0
votes

I find that when importing data into the graph from a DB or any format in which I have a relationships as column keys, I have the need to create Edges using these keys which are already properties in the vertex.

How can I go through all Vertices creating Edges by using these FKs that I already ingested into the graph?

And I need this to be doable programmatically, because I have a lot of data where this step is required. Currently I'm using Gremlin.Net because the majority of the code I use is already C#

Example: Imagine I have ingested some customers

g.addV('customer').property('id', c_id).property('product', product_id)

And some products

g.addV('product').property('id', product_id)

I want to create edges like: costumer[bought-> project] How can I use the ids to create edges? I can't seem to be able to reference a property in the context of its vertex.

I want to do something like:

g.V.hasLabel('customer').as('c').addE('bought').to(g.V(c.product))

Obviously I cannot do c.product, and if there is any solution using loops, sadly it's out of the question since Cosmos Graph does not support it.

So far I've been resorting to looping in C# but even my sample data is not scalable.

1

1 Answers

1
votes

There might be a nicer way to do this, but I'll offer this:

gremlin> g = TinkerGraph.open().traversal()
==>graphtraversalsource[tinkergraph[vertices:0 edges:0], standard]
gremlin> g.addV('customer').property('id', 321).property('productBought', 123)
==>v[0]
gremlin> g.addV('product').property('id', 123)
==>v[3]
gremlin> g.addV('customer').property('id', 987).property('productBought', 789)
==>v[5]
gremlin> g.addV('product').property('id', 789)
==>v[8]
gremlin> g.V().hasLabel('customer').as('c').
......1>   V().hasLabel('product').as('p').
......2>   where('p', eq('c')).
......3>     by('id').
......4>     by('productBought').
......5>   select('p').
......6>   addE('buys').from('c').to('p')
==>e[10][0-buys->3]
==>e[11][5-buys->8]

That concept above is somewhat based on "traversal induced values" which is described here in more detail.

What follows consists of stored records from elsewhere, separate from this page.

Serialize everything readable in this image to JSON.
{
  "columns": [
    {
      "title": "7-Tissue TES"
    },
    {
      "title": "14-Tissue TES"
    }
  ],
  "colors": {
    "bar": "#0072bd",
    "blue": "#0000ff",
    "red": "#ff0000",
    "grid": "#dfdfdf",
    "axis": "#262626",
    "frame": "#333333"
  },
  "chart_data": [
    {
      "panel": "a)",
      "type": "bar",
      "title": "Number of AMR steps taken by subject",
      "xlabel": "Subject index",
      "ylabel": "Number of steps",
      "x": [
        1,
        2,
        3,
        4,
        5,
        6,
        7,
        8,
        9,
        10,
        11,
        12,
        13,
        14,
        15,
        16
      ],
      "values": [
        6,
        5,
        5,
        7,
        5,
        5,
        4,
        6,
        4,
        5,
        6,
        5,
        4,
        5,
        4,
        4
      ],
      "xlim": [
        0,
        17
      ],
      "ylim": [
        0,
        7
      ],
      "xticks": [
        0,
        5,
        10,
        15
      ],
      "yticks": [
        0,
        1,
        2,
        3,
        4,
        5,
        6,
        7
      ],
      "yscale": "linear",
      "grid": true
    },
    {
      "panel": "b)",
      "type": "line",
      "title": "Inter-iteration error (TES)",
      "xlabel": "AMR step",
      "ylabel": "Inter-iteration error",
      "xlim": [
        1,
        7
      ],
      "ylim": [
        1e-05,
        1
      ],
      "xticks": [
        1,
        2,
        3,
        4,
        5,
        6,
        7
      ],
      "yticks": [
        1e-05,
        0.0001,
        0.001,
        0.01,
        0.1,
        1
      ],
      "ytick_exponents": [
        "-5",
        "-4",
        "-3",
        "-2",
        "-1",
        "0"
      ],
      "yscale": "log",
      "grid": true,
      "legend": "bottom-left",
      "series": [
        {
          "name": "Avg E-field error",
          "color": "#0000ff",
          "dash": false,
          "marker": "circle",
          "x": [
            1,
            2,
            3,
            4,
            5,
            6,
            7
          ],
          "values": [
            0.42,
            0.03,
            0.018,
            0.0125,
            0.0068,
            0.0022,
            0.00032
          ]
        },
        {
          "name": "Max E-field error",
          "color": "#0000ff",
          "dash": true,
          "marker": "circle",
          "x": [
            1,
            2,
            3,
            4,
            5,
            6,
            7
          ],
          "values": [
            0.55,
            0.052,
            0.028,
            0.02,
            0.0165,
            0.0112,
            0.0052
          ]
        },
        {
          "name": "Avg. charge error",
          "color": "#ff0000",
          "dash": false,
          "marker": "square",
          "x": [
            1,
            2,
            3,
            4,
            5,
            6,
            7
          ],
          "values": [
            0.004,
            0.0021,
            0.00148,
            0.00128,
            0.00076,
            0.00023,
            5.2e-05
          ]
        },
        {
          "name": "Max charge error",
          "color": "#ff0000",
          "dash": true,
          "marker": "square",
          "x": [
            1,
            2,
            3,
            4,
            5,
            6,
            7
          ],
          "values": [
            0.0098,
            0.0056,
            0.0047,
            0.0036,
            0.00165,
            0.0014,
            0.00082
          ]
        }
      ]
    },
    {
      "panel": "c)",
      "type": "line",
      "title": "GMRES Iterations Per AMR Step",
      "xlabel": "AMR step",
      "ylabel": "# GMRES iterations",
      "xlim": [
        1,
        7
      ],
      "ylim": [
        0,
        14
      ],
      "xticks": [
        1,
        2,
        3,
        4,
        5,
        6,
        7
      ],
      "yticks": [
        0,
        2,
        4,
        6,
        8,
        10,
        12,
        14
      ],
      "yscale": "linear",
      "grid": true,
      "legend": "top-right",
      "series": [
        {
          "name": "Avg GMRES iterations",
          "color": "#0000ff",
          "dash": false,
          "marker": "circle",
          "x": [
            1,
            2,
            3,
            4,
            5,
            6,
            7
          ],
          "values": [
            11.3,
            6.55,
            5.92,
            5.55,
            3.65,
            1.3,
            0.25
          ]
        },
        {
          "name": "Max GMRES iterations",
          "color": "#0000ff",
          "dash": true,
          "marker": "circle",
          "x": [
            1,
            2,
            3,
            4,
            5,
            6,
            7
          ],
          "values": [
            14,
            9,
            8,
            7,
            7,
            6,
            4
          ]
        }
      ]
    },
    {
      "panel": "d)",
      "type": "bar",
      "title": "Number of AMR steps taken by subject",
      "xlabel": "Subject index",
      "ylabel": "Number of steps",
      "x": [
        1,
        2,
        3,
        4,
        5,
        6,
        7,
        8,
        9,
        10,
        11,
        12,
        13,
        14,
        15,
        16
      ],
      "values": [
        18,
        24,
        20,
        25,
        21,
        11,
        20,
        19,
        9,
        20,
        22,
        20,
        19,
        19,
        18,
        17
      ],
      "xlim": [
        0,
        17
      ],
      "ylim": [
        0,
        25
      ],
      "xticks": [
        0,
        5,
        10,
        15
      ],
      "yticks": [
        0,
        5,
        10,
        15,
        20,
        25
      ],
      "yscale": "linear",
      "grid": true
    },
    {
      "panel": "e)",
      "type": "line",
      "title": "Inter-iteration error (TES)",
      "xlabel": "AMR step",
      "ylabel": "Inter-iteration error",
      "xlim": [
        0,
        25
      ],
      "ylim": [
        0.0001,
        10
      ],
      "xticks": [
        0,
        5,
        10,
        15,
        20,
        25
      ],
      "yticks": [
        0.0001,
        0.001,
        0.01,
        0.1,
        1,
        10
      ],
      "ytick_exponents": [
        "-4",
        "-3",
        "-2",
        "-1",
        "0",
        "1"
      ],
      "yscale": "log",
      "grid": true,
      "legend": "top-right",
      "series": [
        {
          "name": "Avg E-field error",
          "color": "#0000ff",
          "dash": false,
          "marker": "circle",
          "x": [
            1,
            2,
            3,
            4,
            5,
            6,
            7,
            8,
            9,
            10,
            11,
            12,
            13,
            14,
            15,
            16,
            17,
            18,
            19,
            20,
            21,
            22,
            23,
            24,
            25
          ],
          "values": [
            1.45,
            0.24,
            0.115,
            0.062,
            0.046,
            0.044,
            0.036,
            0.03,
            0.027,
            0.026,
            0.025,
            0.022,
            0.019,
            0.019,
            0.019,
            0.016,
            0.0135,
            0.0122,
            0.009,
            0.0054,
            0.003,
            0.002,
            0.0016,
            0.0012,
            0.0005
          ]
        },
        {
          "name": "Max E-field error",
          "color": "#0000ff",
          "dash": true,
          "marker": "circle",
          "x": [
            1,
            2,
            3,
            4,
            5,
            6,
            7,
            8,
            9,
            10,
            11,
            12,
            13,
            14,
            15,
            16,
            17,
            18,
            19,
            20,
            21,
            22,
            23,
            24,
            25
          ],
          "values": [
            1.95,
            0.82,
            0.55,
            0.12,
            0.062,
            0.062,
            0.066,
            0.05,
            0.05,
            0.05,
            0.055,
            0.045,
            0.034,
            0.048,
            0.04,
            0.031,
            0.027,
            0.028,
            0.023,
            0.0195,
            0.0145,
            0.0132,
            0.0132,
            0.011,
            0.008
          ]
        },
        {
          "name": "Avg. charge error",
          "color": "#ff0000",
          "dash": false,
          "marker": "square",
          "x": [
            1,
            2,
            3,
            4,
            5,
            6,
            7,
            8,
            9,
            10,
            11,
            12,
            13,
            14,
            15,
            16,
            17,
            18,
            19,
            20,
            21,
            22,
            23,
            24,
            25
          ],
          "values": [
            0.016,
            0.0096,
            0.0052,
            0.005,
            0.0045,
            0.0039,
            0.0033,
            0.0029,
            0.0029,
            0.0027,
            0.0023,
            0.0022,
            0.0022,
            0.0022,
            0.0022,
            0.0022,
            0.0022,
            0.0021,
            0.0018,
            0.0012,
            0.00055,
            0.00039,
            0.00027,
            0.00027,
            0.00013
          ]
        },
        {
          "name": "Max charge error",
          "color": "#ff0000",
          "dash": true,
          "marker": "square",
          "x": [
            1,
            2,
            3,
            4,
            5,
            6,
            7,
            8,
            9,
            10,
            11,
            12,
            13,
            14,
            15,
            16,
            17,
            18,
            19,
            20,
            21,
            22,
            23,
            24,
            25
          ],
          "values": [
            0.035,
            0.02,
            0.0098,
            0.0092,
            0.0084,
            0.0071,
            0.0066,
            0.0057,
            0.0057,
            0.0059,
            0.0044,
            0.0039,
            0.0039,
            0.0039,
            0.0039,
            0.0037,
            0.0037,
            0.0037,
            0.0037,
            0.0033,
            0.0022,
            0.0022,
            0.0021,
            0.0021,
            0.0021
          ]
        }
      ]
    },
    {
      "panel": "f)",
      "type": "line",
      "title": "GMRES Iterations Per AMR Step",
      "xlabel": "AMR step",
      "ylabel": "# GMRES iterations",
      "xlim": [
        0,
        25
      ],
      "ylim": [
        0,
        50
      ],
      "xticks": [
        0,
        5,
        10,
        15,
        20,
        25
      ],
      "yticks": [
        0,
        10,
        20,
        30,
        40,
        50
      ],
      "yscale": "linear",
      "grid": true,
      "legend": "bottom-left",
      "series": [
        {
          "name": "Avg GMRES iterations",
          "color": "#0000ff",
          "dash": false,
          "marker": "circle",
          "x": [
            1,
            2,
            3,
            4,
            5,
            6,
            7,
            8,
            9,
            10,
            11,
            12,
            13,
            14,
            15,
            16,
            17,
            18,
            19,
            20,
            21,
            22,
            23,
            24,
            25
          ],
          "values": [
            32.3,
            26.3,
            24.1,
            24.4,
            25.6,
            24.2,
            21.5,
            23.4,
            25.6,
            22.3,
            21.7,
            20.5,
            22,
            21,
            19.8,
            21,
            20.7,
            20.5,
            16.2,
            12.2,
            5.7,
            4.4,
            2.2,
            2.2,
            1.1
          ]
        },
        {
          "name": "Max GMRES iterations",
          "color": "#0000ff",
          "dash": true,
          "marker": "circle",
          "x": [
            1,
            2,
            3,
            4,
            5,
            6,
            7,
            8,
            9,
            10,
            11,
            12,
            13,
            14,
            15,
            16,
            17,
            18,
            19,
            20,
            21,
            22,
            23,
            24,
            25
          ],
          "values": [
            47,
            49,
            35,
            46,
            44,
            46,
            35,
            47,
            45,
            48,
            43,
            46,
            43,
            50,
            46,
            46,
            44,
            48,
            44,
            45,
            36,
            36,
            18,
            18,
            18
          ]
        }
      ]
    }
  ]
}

I've seen a lot of questions lately that are asking this sort of question - where people want to do joins without edges (i.e. joins on vertex property values). That's not a place where graph queries shine and for most implementations of Gremlin, likely CosmosDB as well, this will be an expensive operation depending on how much data you have.

Edges are best generated when knowledge of the relationship is known. So, if you knew at one point that "productBought" existed then it should not have been loaded as a "productBought" property key but as an edge to a "product" vertex. Making these kinds of choices up front in you schema design will save a lot of difficulty later.